Provérbios Provados noutras casas:

quinta-feira, 11 de maio de 2023

Provérbio pouco esperto lá no fundo

Será que os chico-espertos respondem todos pelo nome de Francisco? Ou que a chico-esperteza nacional - tantas vezes confundida com um desembaraço próximo do improviso - habita toda fora das grandes urbes?

Nada mais incorrecto! Tanto o Francisco José como a Maria Francisca podem não transportar um mililitro de sangue camponês nem nunca se terem dedicado ao cultivo e comércio de produtos agrícolas.

O que os nossos supracitados conterrâneos arriscam ter em comum é a tão afamada Esperteza saloia, que os faz viver num mundo paralelo, onde a sua capacidade de visão é de tal forma magnânima que lhes permite vislumbrar mais alto e mais além do que os que os rodeiam, e em que se sentem os mais capazes da sua estirpe. 

Ao lidarmos com o chico-esperto luso durante algum tempo - e nem é preciso muito -, percebemos que o dito iluminado é sobremaneira grosseiro e tem tantas arestas por limar que dificilmente arredondará. Lá no seu pedestal convivem, as mais das vezes, a falta de educação, de civilidade e de bom gosto nos casos menos graves, a desonestidade e a velhacaria nos mais agudos.

Ao invés de se pautar por uma sagacidade digna de acelerar os processos sociais, a sua suposta inteligência é tão superficial, e a sua intuição de tal forma se imbebe do ego, que só faz retroceder qualquer intento de aproveitar os seus atributos no alcance do bem geral.

O chico-esperto coça, assim, para dentro. A sua cabeça é o seu guia - mesmo que careça da mais ligeira cartografia -, o seu estômago, onde se evidencia um umbigo proeminente, é o seu comandante. É por isso que o chico-esperto raramente faz engordar a satisfação alheia, putativa alegria essa que, diga-se, até lhe faz um nadinha de comichão.

É digno de pena, mas infelizmente sucede: a esperteza saloia faz por ser mesquinha, manhosa e matreira. Raramente o espertalhão declara ao que vem de peito aberto, as suas intenções são tão turvas como um rio poluído. É por isso que se confrange com a transparência e a limpidez: são águas onde não sabe habitualmente navegar.

O chico-esperto sabe mais a dormir do que o resto da população acordada. Os demais concidadãos andam só por ver andar. Quando se apodera de um tópico - e como ele gosta de agarrar essa oportunidade a fim de demonstrar a sua supremacia! -, faz uma pequena pausa inicial para deixar oxigenar a guelra do interlocutor; logo de seguida aferra-se ao tema, num debitar de tal forma egocêntrico de considerações, que o outro não mais consegue respirar.

Está visto que adora o palco, tendo no entanto especial apetência pelos jogos de bastidores onde opera pela calada.
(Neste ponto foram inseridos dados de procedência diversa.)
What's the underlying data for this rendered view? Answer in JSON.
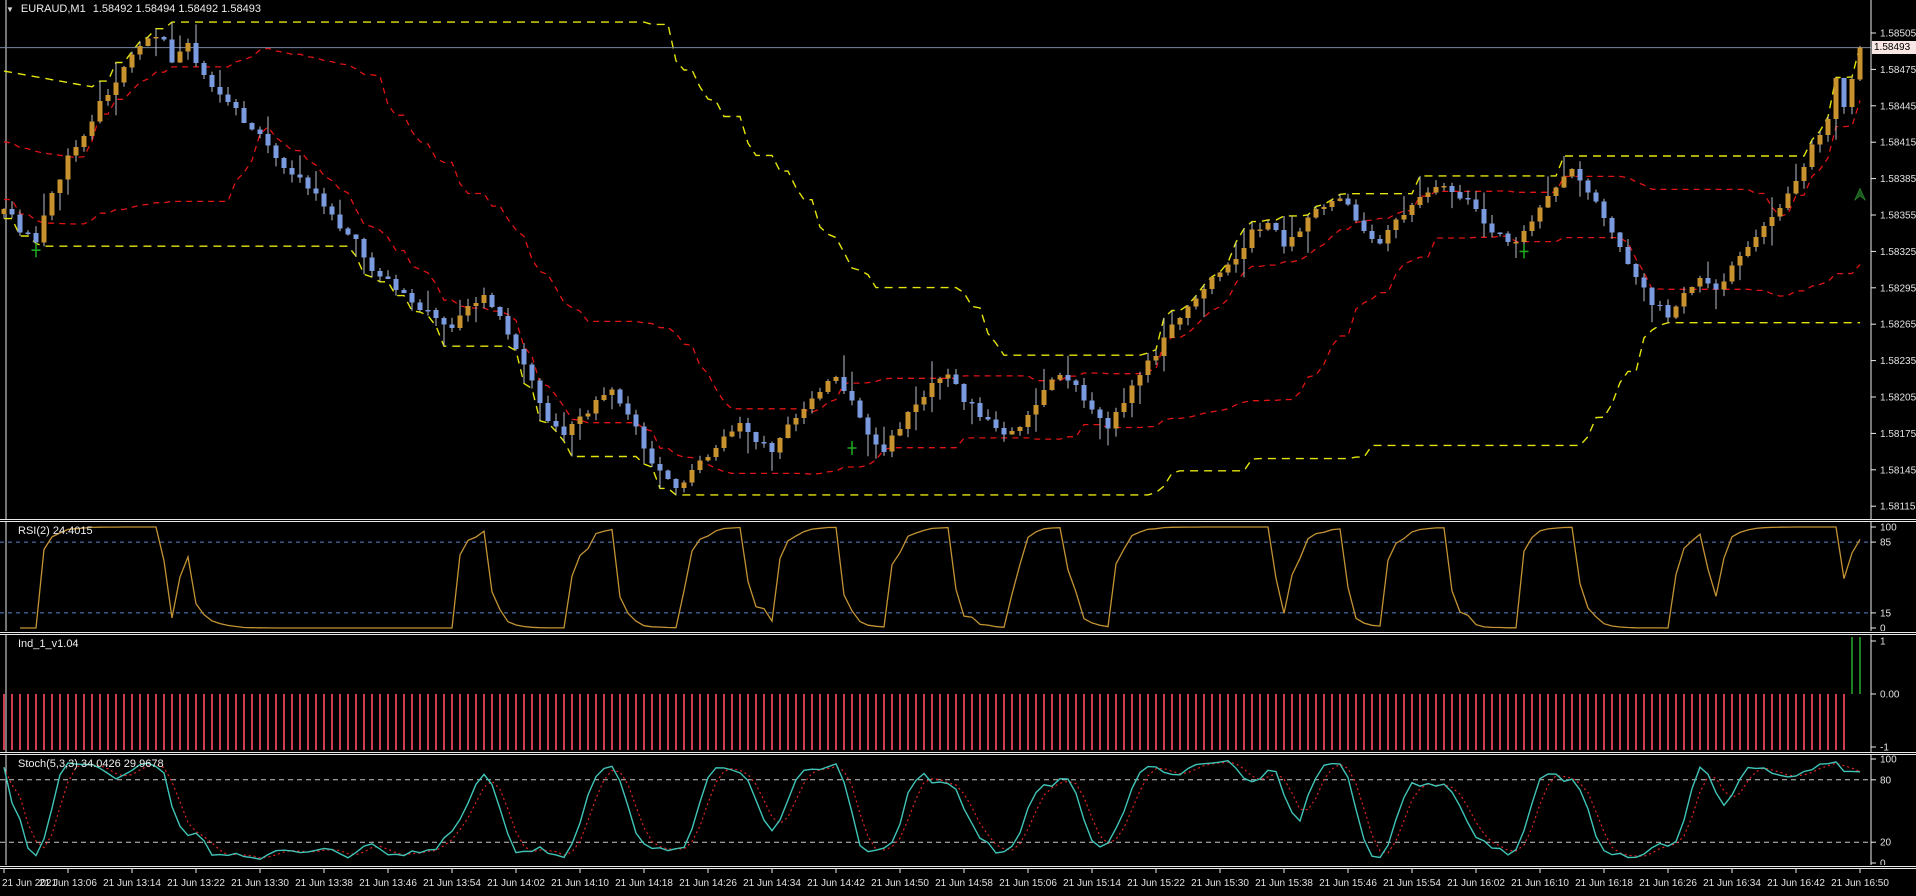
{
  "window": {
    "title_symbol": "EURAUD,M1",
    "title_ohlc": "1.58492 1.58494 1.58492 1.58493"
  },
  "price_scale": {
    "labels": [
      "1.58505",
      "1.58475",
      "1.58445",
      "1.58415",
      "1.58385",
      "1.58355",
      "1.58325",
      "1.58295",
      "1.58265",
      "1.58235",
      "1.58205",
      "1.58175",
      "1.58145",
      "1.58115"
    ],
    "current": "1.58493"
  },
  "time_scale": {
    "labels": [
      "21 Jun 2021",
      "21 Jun 13:06",
      "21 Jun 13:14",
      "21 Jun 13:22",
      "21 Jun 13:30",
      "21 Jun 13:38",
      "21 Jun 13:46",
      "21 Jun 13:54",
      "21 Jun 14:02",
      "21 Jun 14:10",
      "21 Jun 14:18",
      "21 Jun 14:26",
      "21 Jun 14:34",
      "21 Jun 14:42",
      "21 Jun 14:50",
      "21 Jun 14:58",
      "21 Jun 15:06",
      "21 Jun 15:14",
      "21 Jun 15:22",
      "21 Jun 15:30",
      "21 Jun 15:38",
      "21 Jun 15:46",
      "21 Jun 15:54",
      "21 Jun 16:02",
      "21 Jun 16:10",
      "21 Jun 16:18",
      "21 Jun 16:26",
      "21 Jun 16:34",
      "21 Jun 16:42",
      "21 Jun 16:50"
    ]
  },
  "panels": {
    "rsi": {
      "label": "RSI(2) 24.4015",
      "scale": [
        100,
        85,
        15,
        0
      ],
      "levels": [
        85,
        15
      ]
    },
    "ind": {
      "label": "Ind_1_v1.04",
      "scale_text": [
        "1",
        "0.00",
        "-1"
      ],
      "scale_vals": [
        1,
        0,
        -1
      ]
    },
    "stoch": {
      "label": "Stoch(5,3,3) 34.0426 29.9678",
      "scale": [
        100,
        80,
        20,
        0
      ],
      "levels": [
        80,
        20
      ]
    }
  },
  "chart_data": {
    "type": "candlestick",
    "symbol": "EURAUD",
    "timeframe": "M1",
    "bars_count": 233,
    "y_range": [
      1.58104,
      1.58532
    ],
    "current_price": 1.58493,
    "price_anchors": [
      [
        0,
        1.5836
      ],
      [
        2,
        1.58344
      ],
      [
        4,
        1.58331
      ],
      [
        6,
        1.58372
      ],
      [
        8,
        1.58402
      ],
      [
        10,
        1.58422
      ],
      [
        12,
        1.58446
      ],
      [
        14,
        1.58466
      ],
      [
        16,
        1.58484
      ],
      [
        18,
        1.58498
      ],
      [
        20,
        1.58503
      ],
      [
        21,
        1.58482
      ],
      [
        23,
        1.58496
      ],
      [
        25,
        1.5847
      ],
      [
        27,
        1.58452
      ],
      [
        29,
        1.5844
      ],
      [
        31,
        1.58428
      ],
      [
        33,
        1.58412
      ],
      [
        35,
        1.58396
      ],
      [
        38,
        1.58378
      ],
      [
        40,
        1.58362
      ],
      [
        42,
        1.58344
      ],
      [
        44,
        1.58332
      ],
      [
        46,
        1.58312
      ],
      [
        48,
        1.583
      ],
      [
        50,
        1.5829
      ],
      [
        53,
        1.58274
      ],
      [
        56,
        1.58262
      ],
      [
        58,
        1.58278
      ],
      [
        60,
        1.58288
      ],
      [
        62,
        1.58272
      ],
      [
        64,
        1.58246
      ],
      [
        66,
        1.58218
      ],
      [
        68,
        1.58188
      ],
      [
        70,
        1.58172
      ],
      [
        72,
        1.58188
      ],
      [
        74,
        1.582
      ],
      [
        76,
        1.58208
      ],
      [
        78,
        1.58192
      ],
      [
        80,
        1.58164
      ],
      [
        82,
        1.58142
      ],
      [
        84,
        1.58128
      ],
      [
        86,
        1.58142
      ],
      [
        88,
        1.58158
      ],
      [
        90,
        1.58172
      ],
      [
        92,
        1.58182
      ],
      [
        94,
        1.5817
      ],
      [
        96,
        1.58162
      ],
      [
        98,
        1.5818
      ],
      [
        100,
        1.58194
      ],
      [
        102,
        1.5821
      ],
      [
        104,
        1.58222
      ],
      [
        106,
        1.582
      ],
      [
        108,
        1.58174
      ],
      [
        110,
        1.5816
      ],
      [
        112,
        1.58182
      ],
      [
        114,
        1.582
      ],
      [
        116,
        1.58214
      ],
      [
        118,
        1.58222
      ],
      [
        120,
        1.58204
      ],
      [
        122,
        1.5819
      ],
      [
        124,
        1.5818
      ],
      [
        126,
        1.58174
      ],
      [
        128,
        1.58192
      ],
      [
        130,
        1.5821
      ],
      [
        132,
        1.58222
      ],
      [
        134,
        1.58212
      ],
      [
        136,
        1.58192
      ],
      [
        138,
        1.58182
      ],
      [
        140,
        1.58202
      ],
      [
        142,
        1.58222
      ],
      [
        144,
        1.58242
      ],
      [
        146,
        1.58262
      ],
      [
        148,
        1.58282
      ],
      [
        150,
        1.58294
      ],
      [
        152,
        1.5831
      ],
      [
        154,
        1.58322
      ],
      [
        156,
        1.5834
      ],
      [
        158,
        1.5835
      ],
      [
        160,
        1.58332
      ],
      [
        162,
        1.58342
      ],
      [
        164,
        1.5836
      ],
      [
        166,
        1.5837
      ],
      [
        168,
        1.58362
      ],
      [
        170,
        1.58344
      ],
      [
        172,
        1.58332
      ],
      [
        174,
        1.5835
      ],
      [
        176,
        1.58362
      ],
      [
        178,
        1.58374
      ],
      [
        180,
        1.58382
      ],
      [
        182,
        1.58372
      ],
      [
        184,
        1.5836
      ],
      [
        186,
        1.58342
      ],
      [
        188,
        1.58332
      ],
      [
        190,
        1.5834
      ],
      [
        192,
        1.58362
      ],
      [
        194,
        1.5838
      ],
      [
        196,
        1.58392
      ],
      [
        198,
        1.58374
      ],
      [
        200,
        1.58352
      ],
      [
        202,
        1.58332
      ],
      [
        204,
        1.58304
      ],
      [
        206,
        1.58284
      ],
      [
        208,
        1.58272
      ],
      [
        210,
        1.58288
      ],
      [
        212,
        1.583
      ],
      [
        214,
        1.58292
      ],
      [
        216,
        1.58312
      ],
      [
        218,
        1.58332
      ],
      [
        220,
        1.58344
      ],
      [
        222,
        1.58362
      ],
      [
        224,
        1.58384
      ],
      [
        226,
        1.58412
      ],
      [
        228,
        1.58436
      ],
      [
        229,
        1.58468
      ],
      [
        230,
        1.58444
      ],
      [
        231,
        1.5847
      ],
      [
        232,
        1.58493
      ]
    ],
    "bands": {
      "outer_window": 60,
      "inner_window": 24,
      "inner_upper_frac": 0.8,
      "inner_lower_frac": 0.2
    },
    "markers": [
      {
        "type": "cross",
        "bar": 4,
        "price": 1.58326
      },
      {
        "type": "cross",
        "bar": 106,
        "price": 1.58163
      },
      {
        "type": "cross",
        "bar": 190,
        "price": 1.58325
      },
      {
        "type": "arrow-up",
        "bar": 232,
        "price": 1.58372
      }
    ],
    "indicators": {
      "rsi": {
        "period": 2,
        "value": 24.4015,
        "levels": [
          85,
          15
        ]
      },
      "hist": {
        "negative_value": -1,
        "positive_value": 1,
        "negative_until_bar": 230,
        "positive_bars": [
          231,
          232
        ]
      },
      "stoch": {
        "k": 5,
        "d": 3,
        "slowing": 3,
        "main_value": 34.0426,
        "signal_value": 29.9678,
        "levels": [
          80,
          20
        ]
      }
    }
  },
  "colors": {
    "background": "#000000",
    "candle_bull": "#C8922E",
    "candle_bear": "#7A9BDF",
    "wick": "#B9BFC7",
    "band_outer_yellow": "#E4E40C",
    "band_inner_red": "#DF1414",
    "current_price_line": "#7888A3",
    "rsi_line": "#C39334",
    "level_blue_dashed": "#5E81C8",
    "stoch_main": "#3FC4B7",
    "stoch_signal": "#E02424",
    "hist_negative": "#D23C50",
    "hist_positive": "#1E7E22",
    "marker_green": "#1FA51F",
    "arrow_green": "#1A5A20",
    "scale_text": "#E2E2E2",
    "separator": "#E9E9E9",
    "price_box_bg": "#F8E7E4"
  }
}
Pode supôr-se que terá eventualmente um séquito de delfins: errado!, o chico-esperto dá-se com toda a gente mas lá no fundo não confia em ninguém. 

Muitas das suas fabulosas composições terminam com o suspiro profundo: Ah, se fosse eu a mandar... Pois é, tem a secreta esperança de vir a governar lá na sua, ainda que pequena, esfera. Só que mais tarde ou mais cedo o chico-esperto cai em desgraça: não é possível enganar toda a gente durante todo o tempo. Além disso, deve ser um bocado cansativo.